Le débat Notre nouvelle vie, porté par bluenove en partenariat avec le groupe TF1, Sciences Po, et avec l’appui de Cognito, offre aux citoyens la possibilité de s’exprimer sur leur vécu du confinement et sur leur aspirations pour le monde de demain. Le fait que cette initiative soit portée par l’un des plus grands médias français interpelle sur le rôle de ces derniers dans la transition vers un lendemain différent. En cherchant l’opinion publique, TF1 s’affirme comme canal majeur de l’expression citoyenne de la population. 

Dans le même temps, la plateforme de design fiction Bright Mirror a recueilli une centaine d’histoires racontant le quotidien et les attentes qu’ont les citoyens, via le projet Récits d’aujourd’hui. L’initiative Futurs proches invite également à la production collective de micro-nouvelles décrivant un futur désirable. Ces deux initiatives constituent une étape non négligeable du cheminement de l’intelligence collective : la production intellectuelle de situations idéales, vers lesquelles on voudrait tendre.

La plateforme Après, maintenant fédère toutes ces initiatives recueillant les avis des citoyens sur l’après Covid-19. Fruit de la collaboration d’acteurs de la participation et de la concertation tels que bluenove, Toguna et Make.org, Après, maintenant centralise les propositions pour amorcer une transition vers un autre modèle sous le contrôle d’un comité éthique. 
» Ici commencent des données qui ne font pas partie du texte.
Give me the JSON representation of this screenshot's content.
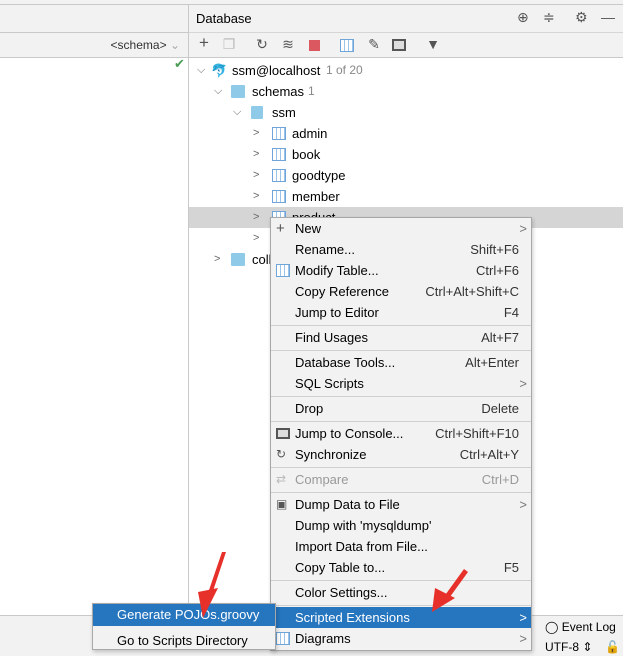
{
  "left": {
    "schema_selector": "<schema>"
  },
  "database": {
    "title": "Database",
    "tree": [
      {
        "label": "ssm@localhost",
        "meta": "1 of 20",
        "level": 0,
        "expanded": true,
        "icon": "mysql-icon"
      },
      {
        "label": "schemas",
        "meta": "1",
        "level": 1,
        "expanded": true,
        "icon": "folder-icon"
      },
      {
        "label": "ssm",
        "level": 2,
        "expanded": true,
        "icon": "schema-icon"
      },
      {
        "label": "admin",
        "level": 3,
        "icon": "table-icon"
      },
      {
        "label": "book",
        "level": 3,
        "icon": "table-icon"
      },
      {
        "label": "goodtype",
        "level": 3,
        "icon": "table-icon"
      },
      {
        "label": "member",
        "level": 3,
        "icon": "table-icon"
      },
      {
        "label": "product",
        "level": 3,
        "icon": "table-icon",
        "selected": true
      },
      {
        "label": "",
        "level": 3,
        "icon": "table-icon"
      },
      {
        "label": "coll",
        "level": 1,
        "icon": "folder-icon"
      }
    ]
  },
  "context_menu": [
    {
      "label": "New",
      "submenu": true,
      "icon": "plus-icon"
    },
    {
      "label": "Rename...",
      "shortcut": "Shift+F6"
    },
    {
      "label": "Modify Table...",
      "shortcut": "Ctrl+F6",
      "icon": "table-icon"
    },
    {
      "label": "Copy Reference",
      "shortcut": "Ctrl+Alt+Shift+C"
    },
    {
      "label": "Jump to Editor",
      "shortcut": "F4"
    },
    {
      "label": "Find Usages",
      "shortcut": "Alt+F7",
      "sep_before": true
    },
    {
      "label": "Database Tools...",
      "shortcut": "Alt+Enter",
      "sep_before": true
    },
    {
      "label": "SQL Scripts",
      "submenu": true
    },
    {
      "label": "Drop",
      "shortcut": "Delete",
      "sep_before": true
    },
    {
      "label": "Jump to Console...",
      "shortcut": "Ctrl+Shift+F10",
      "icon": "console-icon",
      "sep_before": true
    },
    {
      "label": "Synchronize",
      "shortcut": "Ctrl+Alt+Y",
      "icon": "sync-icon"
    },
    {
      "label": "Compare",
      "shortcut": "Ctrl+D",
      "disabled": true,
      "icon": "compare-icon",
      "sep_before": true
    },
    {
      "label": "Dump Data to File",
      "submenu": true,
      "icon": "save-icon",
      "sep_before": true
    },
    {
      "label": "Dump with 'mysqldump'"
    },
    {
      "label": "Import Data from File..."
    },
    {
      "label": "Copy Table to...",
      "shortcut": "F5"
    },
    {
      "label": "Color Settings...",
      "sep_before": true
    },
    {
      "label": "Scripted Extensions",
      "submenu": true,
      "highlighted": true,
      "sep_before": true
    },
    {
      "label": "Diagrams",
      "submenu": true,
      "icon": "diagram-icon"
    }
  ],
  "submenu": [
    {
      "label": "Generate POJOs.groovy",
      "highlighted": true
    },
    {
      "label": "Go to Scripts Directory"
    }
  ],
  "status": {
    "event_log": "Event Log",
    "encoding": "UTF-8",
    "extra": "n/a"
  },
  "colors": {
    "highlight": "#2675bf",
    "arrow": "#e8302a"
  }
}
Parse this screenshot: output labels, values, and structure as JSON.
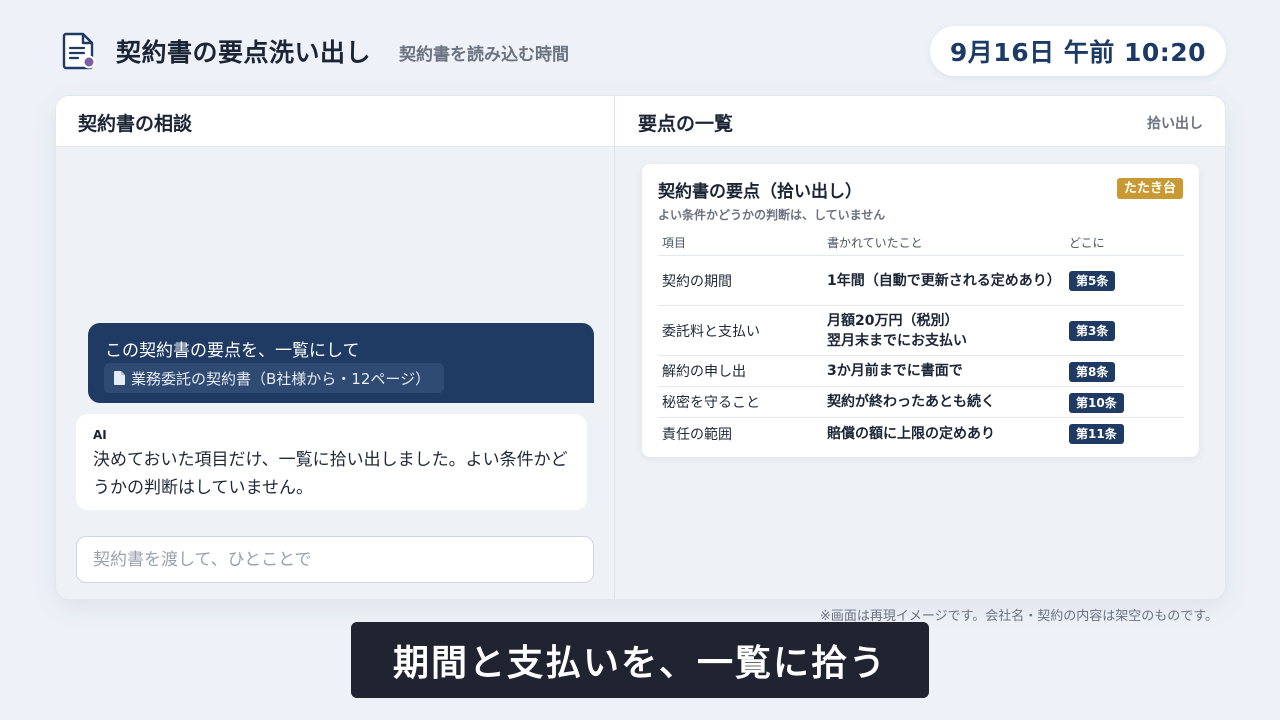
{
  "header": {
    "app_title": "契約書の要点洗い出し",
    "app_subtitle": "契約書を読み込む時間",
    "clock": "9月16日 午前 10:20",
    "icon": "document-icon"
  },
  "chat_panel": {
    "title": "契約書の相談",
    "user_message": "この契約書の要点を、一覧にして",
    "attachment": "業務委託の契約書（B社様から・12ページ）",
    "ai_label": "AI",
    "ai_message": "決めておいた項目だけ、一覧に拾い出しました。よい条件かどうかの判断はしていません。",
    "input_placeholder": "契約書を渡して、ひとことで"
  },
  "summary_panel": {
    "title": "要点の一覧",
    "action_label": "拾い出し",
    "card": {
      "title": "契約書の要点（拾い出し）",
      "badge": "たたき台",
      "note": "よい条件かどうかの判断は、していません",
      "columns": [
        "項目",
        "書かれていたこと",
        "どこに"
      ],
      "rows": [
        {
          "item": "契約の期間",
          "content": "1年間（自動で更新される定めあり）",
          "article": "第5条"
        },
        {
          "item": "委託料と支払い",
          "content": "月額20万円（税別）\n翌月末までにお支払い",
          "article": "第3条"
        },
        {
          "item": "解約の申し出",
          "content": "3か月前までに書面で",
          "article": "第8条"
        },
        {
          "item": "秘密を守ること",
          "content": "契約が終わったあとも続く",
          "article": "第10条"
        },
        {
          "item": "責任の範囲",
          "content": "賠償の額に上限の定めあり",
          "article": "第11条"
        }
      ]
    }
  },
  "footer": {
    "disclaimer": "※画面は再現イメージです。会社名・契約の内容は架空のものです。",
    "caption": "期間と支払いを、一覧に拾う"
  },
  "colors": {
    "accent_navy": "#1f3a63",
    "badge_gold": "#c99a33",
    "background": "#eef2f8"
  }
}
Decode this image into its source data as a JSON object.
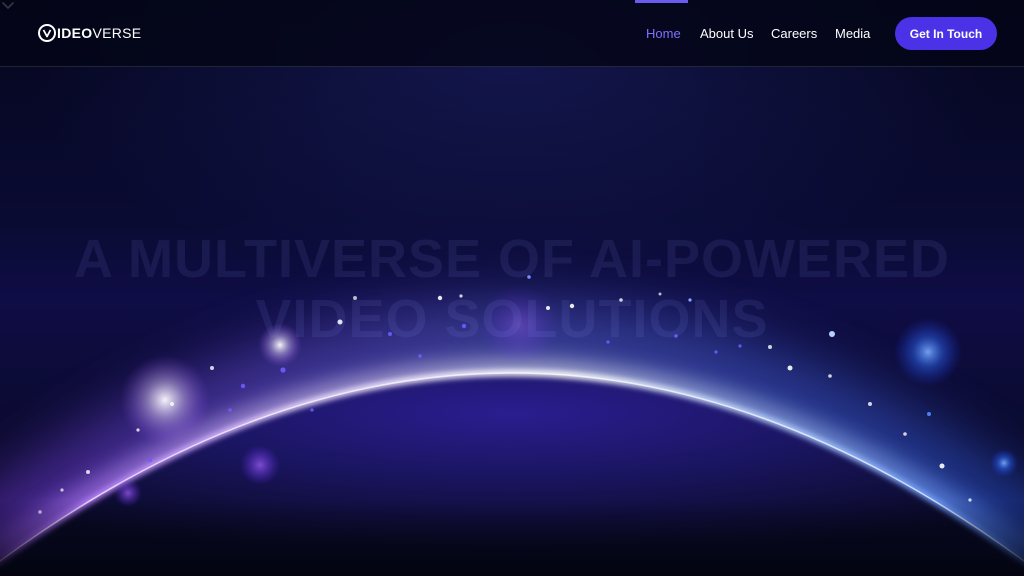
{
  "brand": {
    "logo_bold": "IDEO",
    "logo_light": "VERSE"
  },
  "nav": {
    "items": [
      {
        "label": "Home",
        "active": true
      },
      {
        "label": "About Us",
        "active": false
      },
      {
        "label": "Careers",
        "active": false
      },
      {
        "label": "Media",
        "active": false
      }
    ],
    "cta_label": "Get In Touch"
  },
  "hero": {
    "headline_line1": "A MULTIVERSE OF AI-POWERED",
    "headline_line2": "VIDEO SOLUTIONS",
    "scroll_icon": "chevron-down-icon"
  },
  "colors": {
    "accent": "#4b32e6",
    "active_nav": "#7b73ff",
    "background": "#05061a",
    "glow_violet": "#9b4dff",
    "glow_blue": "#3a6bff"
  }
}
Parmi les résultats des différents débats et plateformes participatives, on retrouve des attentes sensiblement similaires : sociales, écologiques, besoin de co-construction… Les participants semblent avoir de l’espoir pour ce dont demain sera fait. Et cet espoir doit être soutenu ! S’il incombe à l’administration et aux entreprises de créer des espaces d’expression, ceux-ci ne pourront servir à rien sans la participation de chacun. Qu’il s’agisse d’imaginer, d’exclure, de construire, travaillons ensemble à engager la transition

 

Dans une crise mondiale qui menace tous les individus, on peut pourtant s’interroger sur les façons de mobiliser l’intelligence collective et l’opportunité que cette intelligence collective peut représenter. Les démarches engagées doivent découler d’une volonté d’inclusion la plus large possible, sans quoi elles ne pourront s’adresser aux personnes en situation de fracture numérique ou peu touchées par les dispositifs de participation citoyenne. La nécessité de garantir un droit à l’information mais aussi à l’expression de tous se fait plus que jamais ressentir, afin de pouvoir travailler ensemble pour avoir des résultats collectifs et des empowerments individuels.